Saturday, January 14, 2012

Sunday, January 8, 2012

Reid Inspired Craftiness

Lots of pictures today. First here are some pics of the ornament I received from Akemi for the Remembering Together Holiday Swap. It's beautiful (and I don't care that it was late, I'm just happy it finally arrived) and I'm glad that I didn't totally screw up Jenni's wonderful swap so badly that I didn't receive an ornament.  Please excuse the pictures without a Christmas tree as ours came down last week. (when it looked like Thing 3 would arrive on the 4th.)






With Thing 3's arrival getting closer and closer, the urge to do (or at least plan) some crafts and projects for them has arrived too. I do plan to post some pictures of the blanket, hat and booties I made while in bedrest although I'm not sure where to post them. (I do know I will wait until after the arrival because they are pretty gender specific and I am enjoying torturing some friends with the suspense). We have also bought the supplies to make wall hangings of both D and Thing 3's names for their rooms. (D is getting a set as a way to help her feel included in all the baby hoopla.) This of course made me want to do Reid's name in some way too. 9" tall letters spelling out his name in the baby room seemed like a bit too much but then I came across an idea while researching how to do the other 2 names.



I love how they turned out. D helped me paint the red background and the the blue argyle pattern is very close to the argyle pattern fabric that I used for his baby blanket. One side is uppercase letters and the opposite side is lower case letters:



This is where the blocks are going to stay for now, on a shelf in the "baby room" where I can see then while while I sit and rock Thing 3. I think they will be a perfect but subtle reminder of Thing 3's big brother.


And now I'm off to have a good cry because while making this made me happy, writing about it has made me really sad.

Tuesday, January 3, 2012

21 months

In my head I debated on whether or not I would write a 21 months post. Then today happened and I needed to write something, sorry if it's rambling and disjointed.

I know this next little while is going to be filled with reminders of things that I didn't get to do for Reid. (that is if Thing 3 ever comes out and comes to live with us.) I had a huge cry yesterday in the shower just thinking of all the things I wish I would done for Reid after he died. Good thing I didn't get started on all the things I wish I could have done with a living child or I would still be in there crying.
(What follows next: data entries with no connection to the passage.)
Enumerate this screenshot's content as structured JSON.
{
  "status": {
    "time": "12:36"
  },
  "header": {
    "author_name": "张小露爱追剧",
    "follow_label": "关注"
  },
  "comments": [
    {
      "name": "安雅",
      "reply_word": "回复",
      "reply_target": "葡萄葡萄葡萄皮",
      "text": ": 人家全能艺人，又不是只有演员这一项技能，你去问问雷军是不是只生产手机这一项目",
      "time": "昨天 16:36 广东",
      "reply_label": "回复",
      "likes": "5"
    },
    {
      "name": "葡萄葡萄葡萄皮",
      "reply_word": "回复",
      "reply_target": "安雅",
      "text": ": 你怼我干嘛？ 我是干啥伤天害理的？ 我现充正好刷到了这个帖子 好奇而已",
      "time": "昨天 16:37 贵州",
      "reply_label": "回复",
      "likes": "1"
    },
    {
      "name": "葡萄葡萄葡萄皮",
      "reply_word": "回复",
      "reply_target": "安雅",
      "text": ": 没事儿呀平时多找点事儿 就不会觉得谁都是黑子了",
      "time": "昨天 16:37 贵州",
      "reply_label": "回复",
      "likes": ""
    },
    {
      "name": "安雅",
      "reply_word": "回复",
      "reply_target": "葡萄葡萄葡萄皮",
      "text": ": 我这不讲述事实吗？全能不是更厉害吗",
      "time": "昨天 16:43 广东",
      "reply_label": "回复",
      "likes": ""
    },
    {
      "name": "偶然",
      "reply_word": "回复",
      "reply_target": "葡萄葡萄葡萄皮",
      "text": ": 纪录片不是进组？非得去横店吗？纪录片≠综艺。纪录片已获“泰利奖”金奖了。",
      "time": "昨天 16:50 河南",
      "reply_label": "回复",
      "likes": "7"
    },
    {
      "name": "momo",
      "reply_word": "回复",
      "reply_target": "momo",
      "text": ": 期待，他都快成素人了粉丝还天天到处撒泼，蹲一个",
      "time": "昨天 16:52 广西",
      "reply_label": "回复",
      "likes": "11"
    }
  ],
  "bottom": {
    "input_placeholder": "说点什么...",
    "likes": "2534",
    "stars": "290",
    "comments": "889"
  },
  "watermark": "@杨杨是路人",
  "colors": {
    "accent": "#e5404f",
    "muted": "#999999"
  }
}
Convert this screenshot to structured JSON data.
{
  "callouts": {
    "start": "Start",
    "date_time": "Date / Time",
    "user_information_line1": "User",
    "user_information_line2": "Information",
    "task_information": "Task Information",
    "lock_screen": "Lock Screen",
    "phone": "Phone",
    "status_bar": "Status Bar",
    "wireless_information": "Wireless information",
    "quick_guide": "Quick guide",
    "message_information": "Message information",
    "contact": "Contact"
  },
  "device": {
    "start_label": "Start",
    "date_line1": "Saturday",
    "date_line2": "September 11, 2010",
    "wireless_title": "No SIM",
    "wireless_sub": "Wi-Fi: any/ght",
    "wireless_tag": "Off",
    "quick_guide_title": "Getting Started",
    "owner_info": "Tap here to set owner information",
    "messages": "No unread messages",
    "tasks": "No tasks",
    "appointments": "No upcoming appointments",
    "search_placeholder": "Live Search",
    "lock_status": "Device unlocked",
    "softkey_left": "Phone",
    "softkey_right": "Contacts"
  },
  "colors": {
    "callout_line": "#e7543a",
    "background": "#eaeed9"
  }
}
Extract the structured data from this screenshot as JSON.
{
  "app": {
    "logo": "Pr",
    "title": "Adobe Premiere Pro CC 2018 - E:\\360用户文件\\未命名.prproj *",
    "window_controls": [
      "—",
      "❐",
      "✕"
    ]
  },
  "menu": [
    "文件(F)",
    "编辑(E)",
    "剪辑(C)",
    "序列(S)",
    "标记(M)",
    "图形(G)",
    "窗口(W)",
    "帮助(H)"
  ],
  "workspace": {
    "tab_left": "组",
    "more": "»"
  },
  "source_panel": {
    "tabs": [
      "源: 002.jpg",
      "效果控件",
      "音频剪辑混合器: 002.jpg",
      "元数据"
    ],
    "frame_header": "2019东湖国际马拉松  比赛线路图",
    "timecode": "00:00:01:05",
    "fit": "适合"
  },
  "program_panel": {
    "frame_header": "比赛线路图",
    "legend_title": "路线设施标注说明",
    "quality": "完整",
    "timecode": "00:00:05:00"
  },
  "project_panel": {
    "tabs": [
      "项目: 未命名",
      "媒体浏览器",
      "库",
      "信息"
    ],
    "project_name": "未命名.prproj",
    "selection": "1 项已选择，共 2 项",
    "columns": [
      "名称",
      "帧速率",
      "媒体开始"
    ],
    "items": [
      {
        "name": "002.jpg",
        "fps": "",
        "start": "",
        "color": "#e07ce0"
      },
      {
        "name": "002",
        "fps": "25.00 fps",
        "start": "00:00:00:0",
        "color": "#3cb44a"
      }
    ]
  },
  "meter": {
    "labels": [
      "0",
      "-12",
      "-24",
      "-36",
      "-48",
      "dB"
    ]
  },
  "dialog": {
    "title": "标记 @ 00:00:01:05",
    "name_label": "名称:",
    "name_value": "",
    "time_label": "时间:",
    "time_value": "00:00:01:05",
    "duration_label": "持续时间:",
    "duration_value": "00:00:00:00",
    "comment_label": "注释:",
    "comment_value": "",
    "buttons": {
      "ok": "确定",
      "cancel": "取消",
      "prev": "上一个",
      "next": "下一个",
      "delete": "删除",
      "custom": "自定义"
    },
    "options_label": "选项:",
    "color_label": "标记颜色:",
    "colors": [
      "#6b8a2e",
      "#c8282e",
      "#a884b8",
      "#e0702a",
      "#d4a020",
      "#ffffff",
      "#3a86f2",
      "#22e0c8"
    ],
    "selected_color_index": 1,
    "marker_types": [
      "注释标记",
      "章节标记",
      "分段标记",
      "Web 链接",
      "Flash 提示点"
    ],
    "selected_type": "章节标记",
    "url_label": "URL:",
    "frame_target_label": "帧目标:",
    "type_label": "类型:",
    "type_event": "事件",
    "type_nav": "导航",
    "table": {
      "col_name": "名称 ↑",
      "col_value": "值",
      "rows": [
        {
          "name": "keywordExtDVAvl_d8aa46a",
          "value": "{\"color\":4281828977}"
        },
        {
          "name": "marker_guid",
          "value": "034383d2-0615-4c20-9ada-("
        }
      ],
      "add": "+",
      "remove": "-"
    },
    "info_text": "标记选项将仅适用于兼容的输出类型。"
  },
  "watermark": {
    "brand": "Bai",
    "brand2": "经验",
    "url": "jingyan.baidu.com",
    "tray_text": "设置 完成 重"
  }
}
There will still be lots of chances for me to say, ".. and my son would be 21 months old if he had lived." over the next little while too. I plan to take every chance I get so that a least a few people will think of Reid in the middle of the fuss over Thing 3's arrival (at least I hope there will be a baby to make a fuss over).

I really wanted to make the 3rd a less crappy day for myself by making it the day before a really good day but the universe (or whoever is in charge of fetal development) didn't agree with that plan. Not much I can do about it, but I am so fed up with having my plans tossed out the window.

Monday, January 2, 2012

2012

I had plans to write a proper New Year post, but coming down with a nasty cold overnight as the calendar rolled over to 2012 nixed that plan. We actually "celebrated" New Year's this year by having a family potluck and fireworks watching party. Our community sets off the big fireworks display at 8 pm on New Year's Eve and we live close enough to the park where they do it that we can see the big fireworks from our back yard. It sounds quite festive and "normal", but it wasn't an a coincidence that the friends that were invited to joined us only have daughters (or living daughters in one case.)

The waiting for Thing 3's arrival has pretty much taken over our lives the last couple days. The feeling of being stuck in limbo isn't helped by D.G. being off on holidays and all of D's activities being on hold over Christmas. It's hard to go on about our "normal" lives when nothing is normal.(It clearly hasn't been normal since the end of October but at least we had a daily routine to follow.)

I still don't really believe that I am going to get a living baby out of all this, but I just want to be done with it. No more waiting, no more worrying about the delivery or going into labour "early". I also want to be done with all the remembrances of and comparisons to 2 years ago, the last holiday season when I was pregnant. I just want to have this baby and get on with figuring out our new life, whatever that is going to look like.